When Regulations Feel Like a Dead End, the Real Problem is Usually the Strategy

Canadian Class II Medical Device Distributor | $2M → $3.5M Revenue | 18 Months


The Situation

A Canadian distributor of a non-invasive Class II medical device had built their entire sales model around something that no longer existed: the room.

For years, the founder had driven revenue through in-person educational seminars — a format that worked because the product required education to sell, and because Health Canada regulations made traditional marketing essentially off-limits. No paid ads. No health claims. No language that implied therapeutic outcomes. The in-person seminar was the workaround that worked, until it didn't.

A manufacturing hiatus disrupted sales flow, and when it resumed, the tradeshow and seminar circuit had collapsed entirely. So had their pipeline. Sales dropped by half. And the founder, who had spent years believing that her physical presence was the only thing that could move the product, was running out of options she could see.


The Diagnosis

When I came in, the instinct was to find a way to get back into rooms. My diagnosis was different.

The real constraint wasn't regulatory — it was strategic. The business had conflated how they had always sold with how the product had to be sold. Health Canada compliance had become a source of fear rather than a framework, and that fear had kept them in a cycle of small, under-promoted events marketed to the same 1,000-person email list that hadn't grown in years.

There was no lead generation engine. There was no system. There was a founder manually carrying every sale across the finish line, and a shrinking audience watching her do it.

The compliance problem was real, but it was solvable. The growth problem was the one that needed addressing first.


The Architecture

The system I built was designed around one core insight: Health Canada restricts what you can say about a product, not what you can teach about a condition.

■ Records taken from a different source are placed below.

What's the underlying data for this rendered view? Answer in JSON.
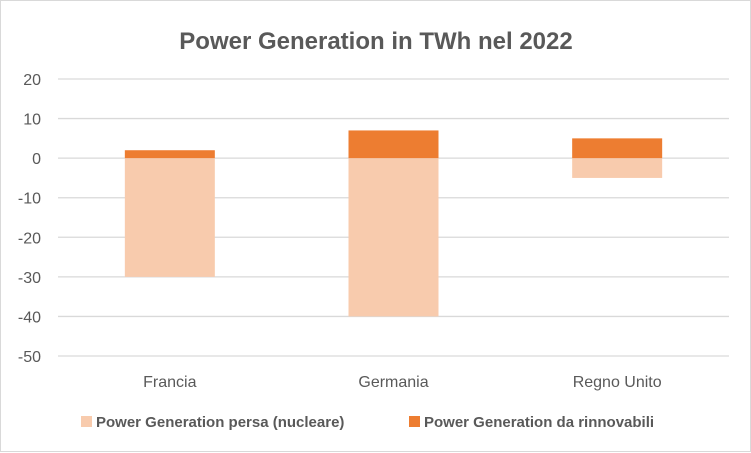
{
  "chart_data": {
    "type": "bar",
    "stacked": true,
    "title": "Power Generation in TWh nel 2022",
    "xlabel": "",
    "ylabel": "",
    "categories": [
      "Francia",
      "Germania",
      "Regno Unito"
    ],
    "series": [
      {
        "name": "Power Generation persa (nucleare)",
        "values": [
          -30,
          -40,
          -5
        ],
        "color": "#F8CBAD"
      },
      {
        "name": "Power Generation da rinnovabili",
        "values": [
          2,
          7,
          5
        ],
        "color": "#ED7D31"
      }
    ],
    "ylim": [
      -50,
      20
    ],
    "yticks": [
      20,
      10,
      0,
      -10,
      -20,
      -30,
      -40,
      -50
    ],
    "grid": true,
    "legend": "bottom"
  }
}
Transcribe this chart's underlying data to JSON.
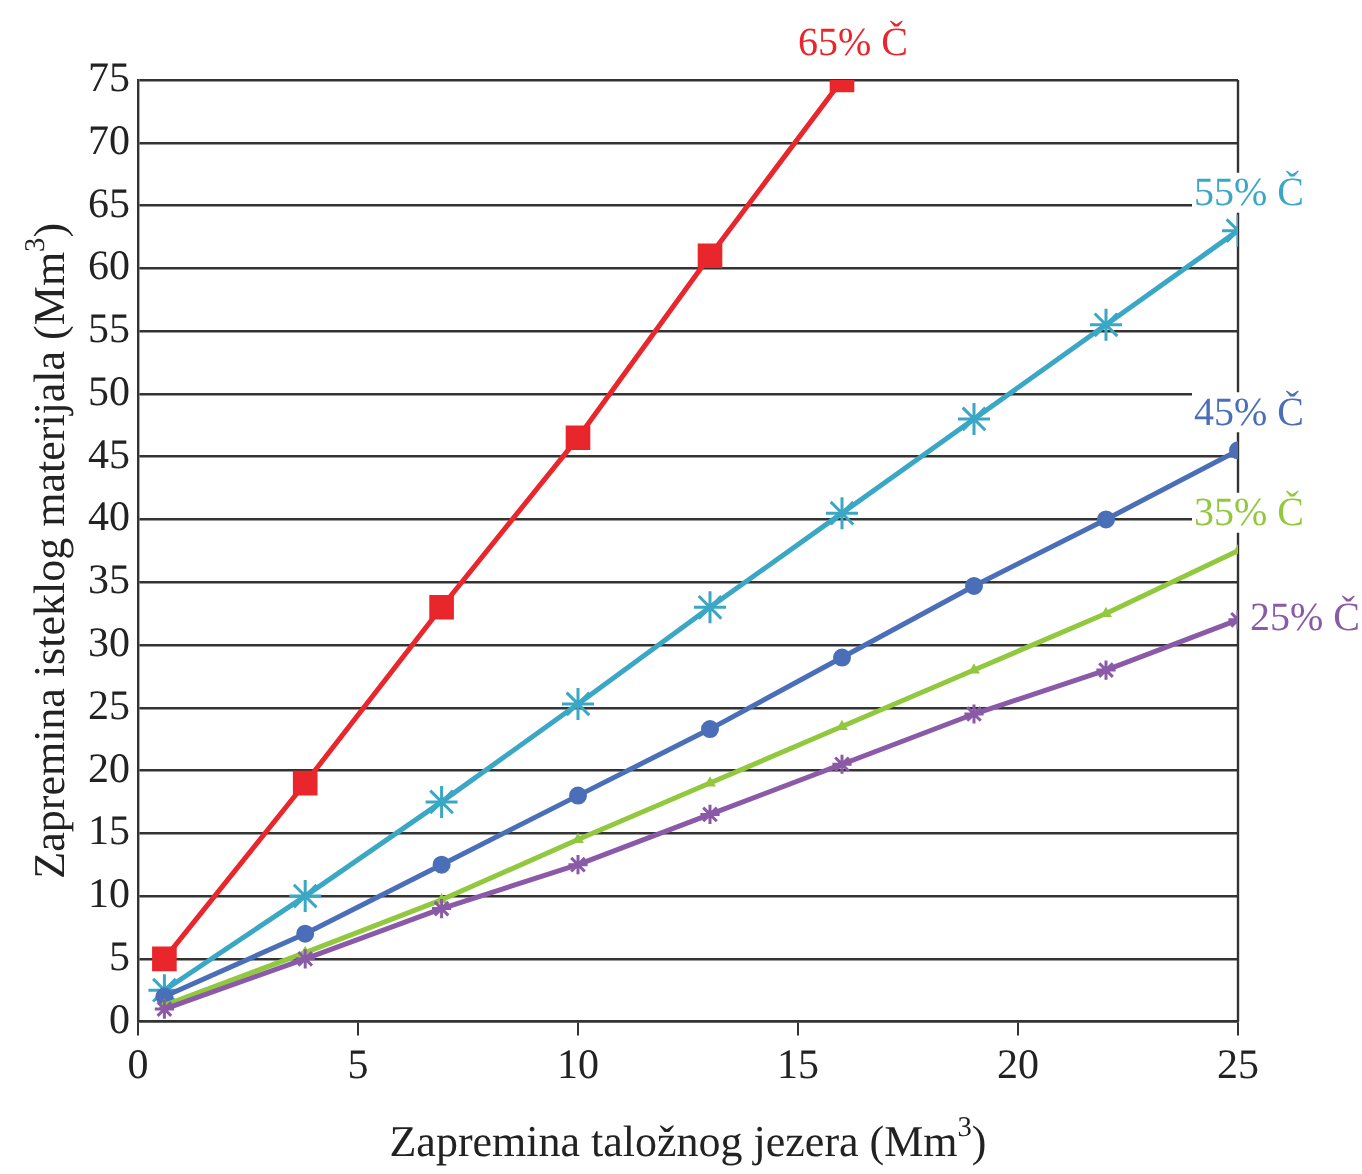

The entry point was a deeply researched, expertly written PDF guide on understanding and managing chronic pain — gated behind a subscribe form and promoted publicly. It was educational content in the truest sense: evidence-based, genuinely useful, and written for someone who was suffering and looking for answers. The device never appeared by name. The treatment modality offered by the client's product appeared as one evidence-supported modality among several - without naming the product. That distinction kept the content fully compliant and made it genuinely worth subscribing for.

What followed was a sequenced email education series built to mirror the guide's structure — each message going deeper on one element of chronic pain management, slowly and logically building toward the product's modality as the topic warranted it. By the time subscribers understood the mechanism, the product's relevance was self-evident.

The founder's seminar — the 90-minute room-dependent pitch she believed was irreplaceable — was dismantled and rebuilt. The education lived in the email sequence. The remaining 10%, paired with a sales presentation, became a pre-recorded automated webinar. A follow-up sequence invited webinar attendees to a one-on-one call for deeper conversation and a close.

The founder's job went from carrying every prospect through the entire journey to showing up at the end of a system that had already done most of the work.


The Outcomes

Revenue grew from $2M to $3.5M within 18 months, with sustained upward trajectory.

The email list grew from 1,000 to 5,000 subscribers — people who had opted in because the content was worth having, not because they'd been sold to. The webinar converted at 17%. The follow-up sequence closed an additional 8%.

But the outcome that mattered most hadn't been on anyone's goal list when we started.

The founder — who had genuinely believed that her presence, her voice, and her time were the only things keeping the business alive — got her life back. She had convinced herself that the work required her. The system proved otherwise. She told me later that she honestly didn't know what to do with herself. She started spending more time with her family and grandchildren. That hadn't felt possible before.

The business didn't just grow. It became something she could own instead of something that owned her.


The Takeaway

Regulated industries don't need less marketing. They need smarter architecture — systems built with compliance as a design constraint, not an afterthought or an excuse.

When the rules tell you what you can't say, the question becomes: what can you teach?

That's usually where the answer lives.